A majority of people fall into two distinct groups: morning larks and night owls. As you might guess, morning larks wake up earlier and go to bed earlier and are more productive during the day. Night owls tend to wake up later, start more slowly and peak early evening. Click here to find out which chronotype you are. (https://www.bioinfo.mpg.de/mctq/core_work_life/core/introduction.jsp)
To make matters more confusing, your age affects things too. According to Dr Kelley, the younger you are, the later your peak time will be. A ‘morning’ person aged 55-plus might perform best at analytic tasks at 9am, whereas a morning person in their 20s might not be able to concentrate until 11am.
Best time for analytical tasks: 9am – 12pm
Need to check your accounts or analyse that complex report you’ve been putting off? Many people find they can concentrate best between 9am-12pm, particularly when they are older. Most of us are at our best at 10 am- 1 pm. Our short-term memory is most efficient during this time, while levels of the stress hormone cortisol are at their highest, giving our brains a natural boost of alertness.

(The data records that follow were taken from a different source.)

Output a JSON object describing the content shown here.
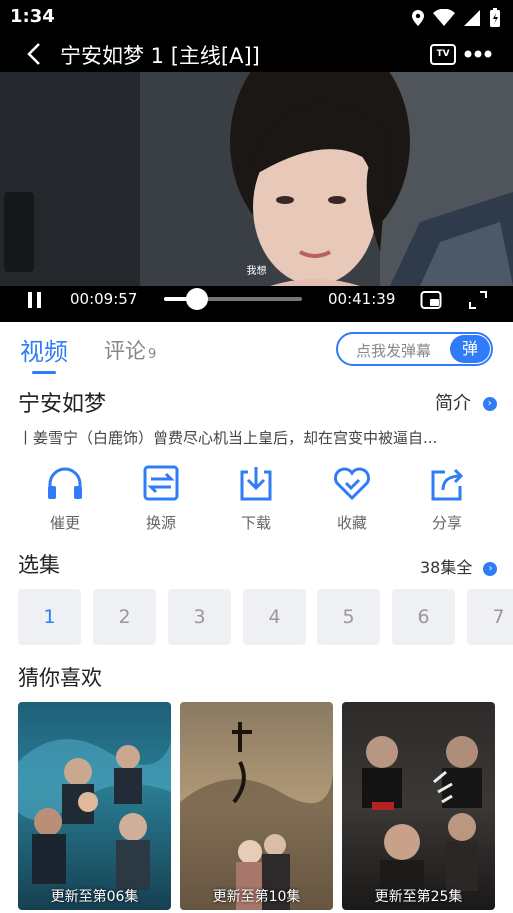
{
  "status": {
    "time": "1:34"
  },
  "header": {
    "title": "宁安如梦 1 [主线[A]]",
    "tv_label": "TV"
  },
  "player": {
    "subtitle": "我想",
    "current_time": "00:09:57",
    "total_time": "00:41:39",
    "progress": 0.24
  },
  "tabs": {
    "video": "视频",
    "comments": "评论",
    "comments_count": "9"
  },
  "danmaku": {
    "placeholder": "点我发弹幕",
    "button": "弹"
  },
  "show": {
    "title": "宁安如梦",
    "intro_label": "简介",
    "description": "丨姜雪宁（白鹿饰）曾费尽心机当上皇后，却在宫变中被逼自..."
  },
  "actions": [
    {
      "label": "催更",
      "icon": "headphones-icon"
    },
    {
      "label": "换源",
      "icon": "switch-source-icon"
    },
    {
      "label": "下载",
      "icon": "download-icon"
    },
    {
      "label": "收藏",
      "icon": "heart-icon"
    },
    {
      "label": "分享",
      "icon": "share-icon"
    }
  ],
  "episodes": {
    "title": "选集",
    "total": "38集全",
    "items": [
      "1",
      "2",
      "3",
      "4",
      "5",
      "6",
      "7"
    ],
    "selected": "1"
  },
  "recommend": {
    "title": "猜你喜欢",
    "items": [
      {
        "caption": "更新至第06集"
      },
      {
        "caption": "更新至第10集"
      },
      {
        "caption": "更新至第25集"
      }
    ]
  },
  "colors": {
    "accent": "#2f7cf6",
    "bar": "#000000"
  }
}
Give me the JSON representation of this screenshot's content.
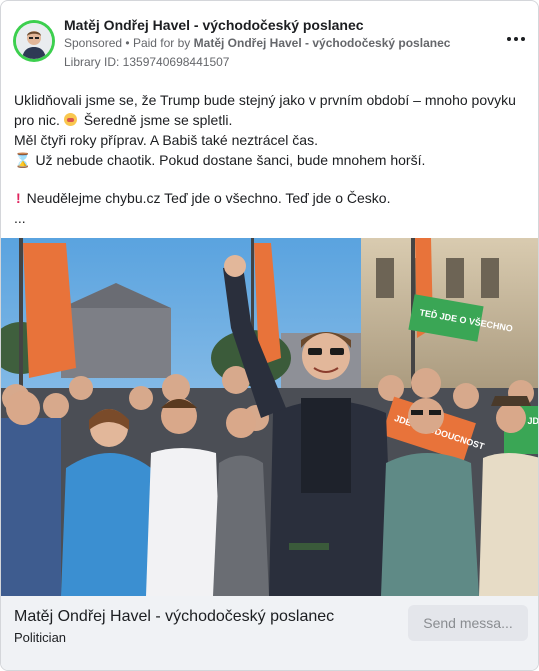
{
  "ad": {
    "page_name": "Matěj Ondřej Havel - východočeský poslanec",
    "sponsored_label": "Sponsored",
    "paid_for_prefix": "Paid for by",
    "paid_for_name": "Matěj Ondřej Havel - východočeský poslanec",
    "library_id": "Library ID: 1359740698441507",
    "more_icon": "more-horizontal-icon",
    "avatar_ring_color": "#3ccf4e"
  },
  "body": {
    "line1": "Uklidňovali jsme se, že Trump bude stejný jako v prvním období – mnoho povyku",
    "line2_pre": "pro nic.",
    "line2_post": "Šeredně jsme se spletli.",
    "line3": "Měl čtyři roky příprav. A Babiš také neztrácel čas.",
    "line4": "Už nebude chaotik. Pokud dostane šanci, bude mnohem horší.",
    "line5": "Neudělejme chybu.cz Teď jde o všechno. Teď jde o Česko.",
    "truncation": "..."
  },
  "photo": {
    "signs": [
      "TEĎ JDE O VŠECHNO",
      "JDE O BUDOUCNOST",
      "TEĎ JDE"
    ],
    "sign_colors": {
      "green": "#3aa655",
      "orange": "#e8733a"
    }
  },
  "footer": {
    "name": "Matěj Ondřej Havel - východočeský poslanec",
    "category": "Politician",
    "cta_label": "Send messa..."
  }
}
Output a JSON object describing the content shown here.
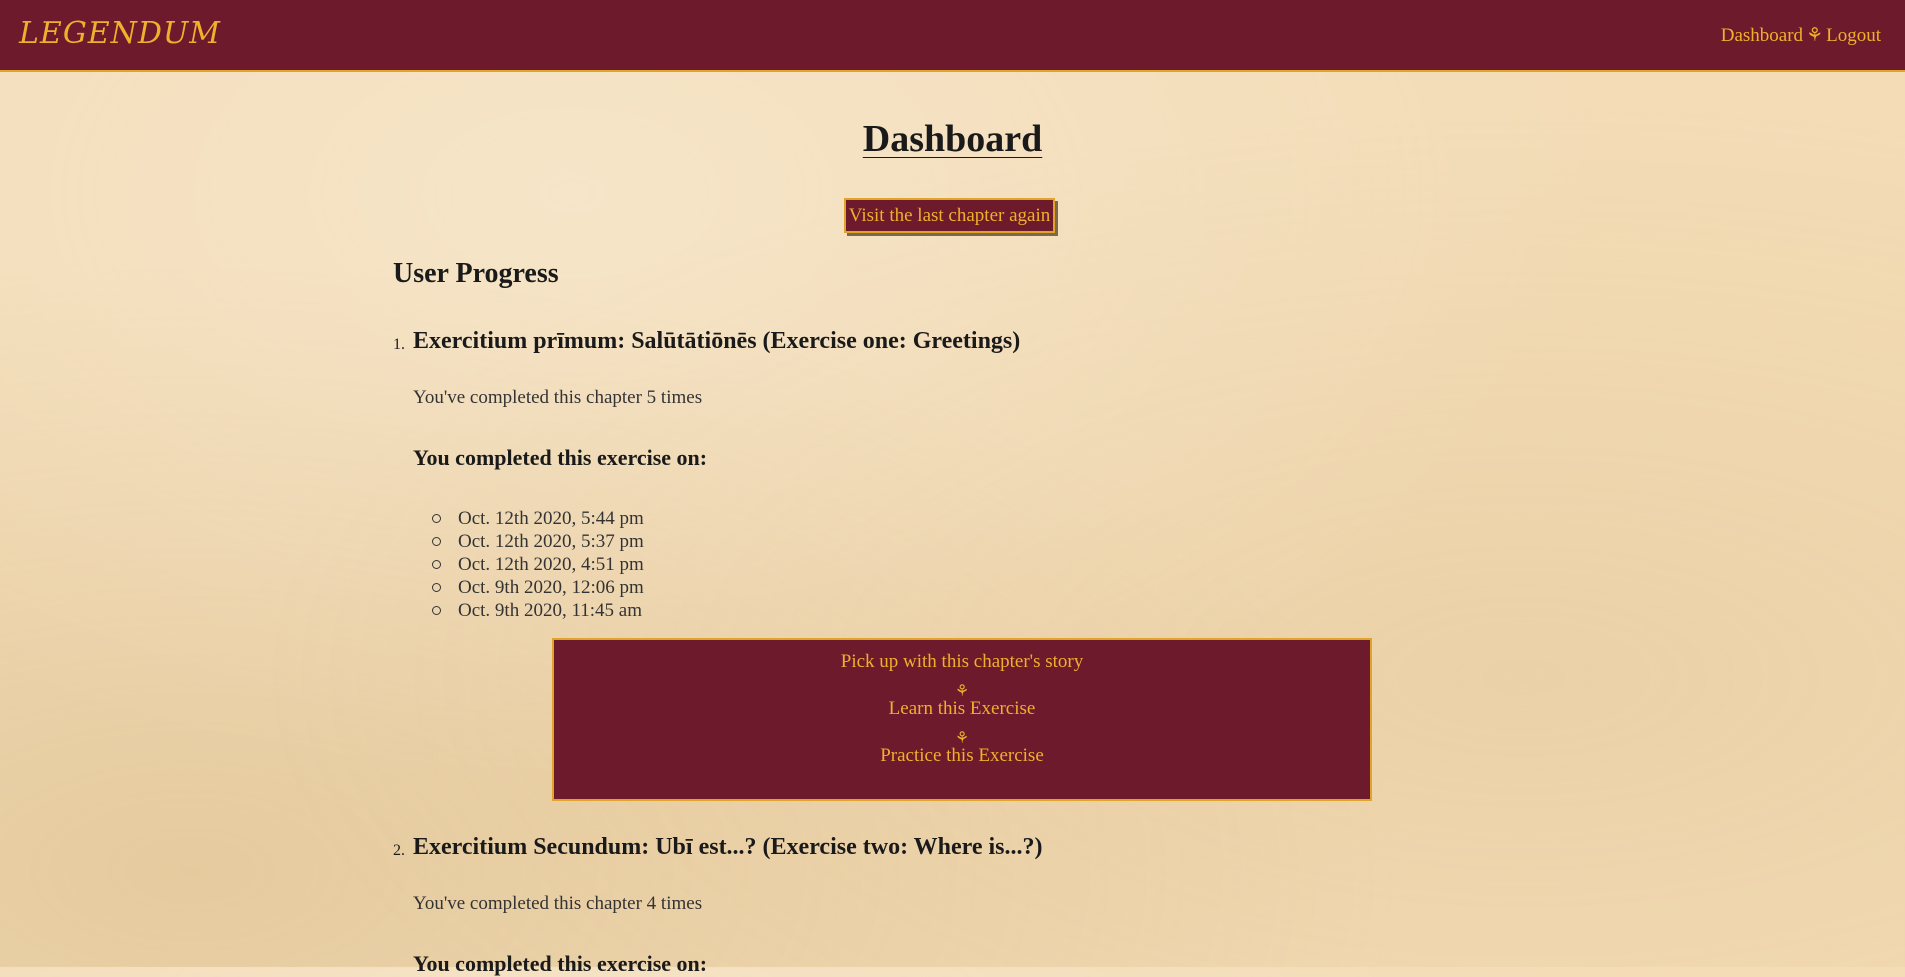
{
  "nav": {
    "brand": "LEGENDUM",
    "dashboard": "Dashboard",
    "separator": "⚘",
    "logout": "Logout"
  },
  "page": {
    "title": "Dashboard",
    "visit_last": "Visit the last chapter again",
    "section_title": "User Progress"
  },
  "exercises": [
    {
      "number": "1.",
      "title": "Exercitium prīmum: Salūtātiōnēs (Exercise one: Greetings)",
      "completed": "You've completed this chapter 5 times",
      "dates_heading": "You completed this exercise on:",
      "dates": [
        "Oct. 12th 2020, 5:44 pm",
        "Oct. 12th 2020, 5:37 pm",
        "Oct. 12th 2020, 4:51 pm",
        "Oct. 9th 2020, 12:06 pm",
        "Oct. 9th 2020, 11:45 am"
      ],
      "actions": {
        "story": "Pick up with this chapter's story",
        "learn": "Learn this Exercise",
        "practice": "Practice this Exercise",
        "divider": "⚘"
      }
    },
    {
      "number": "2.",
      "title": "Exercitium Secundum: Ubī est...? (Exercise two: Where is...?)",
      "completed": "You've completed this chapter 4 times",
      "dates_heading": "You completed this exercise on:"
    }
  ],
  "colors": {
    "navbar": "#6d1a2c",
    "accent": "#f0b02c",
    "parchment": "#f3dcb6"
  }
}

Best time for a nap: 2pm – 3pm
According to research from Pennsylvania State University, most people are more easily distracted between 12pm-4pm. After lunch, our body is busy digesting and alertness slumps, while feelings of sleepiness intensify around 2pm. If you want people to be focused during a meeting, don’t schedule it for 2pm. This is the body’s natural time for a nap.
Best time for creative brainstorming: 4pm onwards
Surprisingly, feeling tired and distracted can actually help when it comes to creative work. A ‘fuzzy’ brain isn’t as good at filtering out distractions or recalling connections between ideas or concepts. A mind that’s able to wander is better at exploring alternative solutions and coming up with new ideas. If you need some lateral-thinking on a project, schedule the meeting for late in the day.
Best time to be interviewed: 10am – 12pm
Not everyone gets to choose when they are interviewed, but if you’re given the opportunity, opt for the morning. Not only will you be fresher, but being seen early may give you an advantage. According to a Wharton Business School study of 9,000 MBA interviews, assessors who had already put through three candidates that day were unlikely to put through a fourth.
The theory is that interviewers develop ‘decision fatigue’ and may become more critical towards candidates later in the day, as they feel they have been too generous earlier. Why not make yourself ready for interview at 9am on a Monday? Monday mornings are a notoriously tense time – and who wants to be interviewed by someone in a bad mood?
Best time to ask for a pay rise: 11am (on a Friday)
Knowing when to ask for a pay rise is tricky. Ideally, you want to ask after you’ve achieved great results, and when your boss is feeling positive (and a Friday is more likely to be favourable than a Monday). If you’re convinced that you deserve a rise, try asking in the morning. Research shows that people have higher levels of moral awareness in the morning and make less ethical decisions as the day goes on. According to the ‘morning morality effect’, your boss is more likely to agree that it’s only fair you get a well-deserved rise if you ask before lunch.
Approach these kind of career tips with caution though. If mornings are always manic, it may be better to ask in the afternoon when your manager isn’t so stressed. Of course, picking ‘a good moment’ depends entirely on your boss and what kind of day they’re having. To increase your chances, Dr Kelley suggests studying your manager’s chronotype. ‘If they are at their best, they’ll be more likely to see the positive in your argument,’ he says.